Abstract

Soil moisture plays an important role in modulating regional climate from sub-seasonal to seasonal timescales. Particularly important, soil moisture deficits can amplify summer heatwaves (HWs) through soil moisture-temperature feedback which has critical impacts on society, economy and human health. In this study, we evaluate decade-long convection-permitting Weather Research and Forecast (WRF) model simulations over the contiguous US on simulating heatwaves and their relationship with antecedent soil moisture using a dense observational network. We showed that the WRF model is capable of capturing the spatial patten of temperature threshold to define HWs, though the simulation shows a warm bias in the Midwest and cold bias in western mountainous regions. Two HW indices, based on frequency (HWF) and magnitude (HWM), are evaluated. Significant anti-correlations between antecedent soil moisture and both HW indices have been found in most parts of the domain except the South Pacific Coast. A detailed study has been conducted for the Midwest and South Great Plains regions, where two heatwaves had occurred in the last decade. In both regions, the high quantile of the HWF distribution shows a strong dependence on antecedent soil moisture: drier soil leads to much larger increase on the upper quantile of HWF than it does on the lower quantile.

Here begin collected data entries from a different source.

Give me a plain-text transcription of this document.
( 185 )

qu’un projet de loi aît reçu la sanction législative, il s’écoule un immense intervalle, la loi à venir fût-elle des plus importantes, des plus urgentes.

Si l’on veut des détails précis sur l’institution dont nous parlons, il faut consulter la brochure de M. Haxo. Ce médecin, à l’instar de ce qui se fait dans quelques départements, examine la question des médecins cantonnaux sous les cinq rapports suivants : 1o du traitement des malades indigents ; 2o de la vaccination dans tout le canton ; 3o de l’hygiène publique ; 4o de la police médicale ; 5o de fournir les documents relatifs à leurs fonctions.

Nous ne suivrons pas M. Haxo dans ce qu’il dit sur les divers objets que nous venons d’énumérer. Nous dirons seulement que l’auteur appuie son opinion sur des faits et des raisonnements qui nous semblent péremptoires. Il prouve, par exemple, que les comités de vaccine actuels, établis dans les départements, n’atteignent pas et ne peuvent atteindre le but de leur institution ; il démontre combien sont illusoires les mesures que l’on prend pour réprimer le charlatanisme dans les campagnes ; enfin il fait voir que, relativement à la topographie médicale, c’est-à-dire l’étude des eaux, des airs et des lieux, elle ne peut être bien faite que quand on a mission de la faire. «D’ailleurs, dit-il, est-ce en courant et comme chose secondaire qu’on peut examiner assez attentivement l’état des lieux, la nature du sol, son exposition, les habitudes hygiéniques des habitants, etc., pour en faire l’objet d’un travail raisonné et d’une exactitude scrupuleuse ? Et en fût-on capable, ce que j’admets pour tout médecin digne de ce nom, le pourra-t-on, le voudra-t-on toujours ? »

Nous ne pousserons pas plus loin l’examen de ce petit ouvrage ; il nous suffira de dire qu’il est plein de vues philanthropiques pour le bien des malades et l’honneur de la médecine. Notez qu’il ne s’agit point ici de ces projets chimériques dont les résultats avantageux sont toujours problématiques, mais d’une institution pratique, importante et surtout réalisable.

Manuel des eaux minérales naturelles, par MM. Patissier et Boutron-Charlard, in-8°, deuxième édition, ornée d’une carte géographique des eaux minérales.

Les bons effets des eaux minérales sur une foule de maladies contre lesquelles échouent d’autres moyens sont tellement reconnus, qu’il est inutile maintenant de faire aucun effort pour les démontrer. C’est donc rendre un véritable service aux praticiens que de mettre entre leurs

Soil moisture effects on the higher end of HWM are not as strong as on the lower end: wetter antecedent soil corresponds to a larger decrease on the lower quantile of HWM. WRF captures the heterogeneous responses to dry soil on HWF distribution in both regions, but overestimates these HWM responses in the Midwest and underestimates them in the South Great Plains. Our results show confidence in WRF’s ability to simulate HW characteristics and the impacts of antecedent soil moisture on HWs. These are also important implications for using high-resolution convection-permitting mode to study the coupling between land and atmosphere.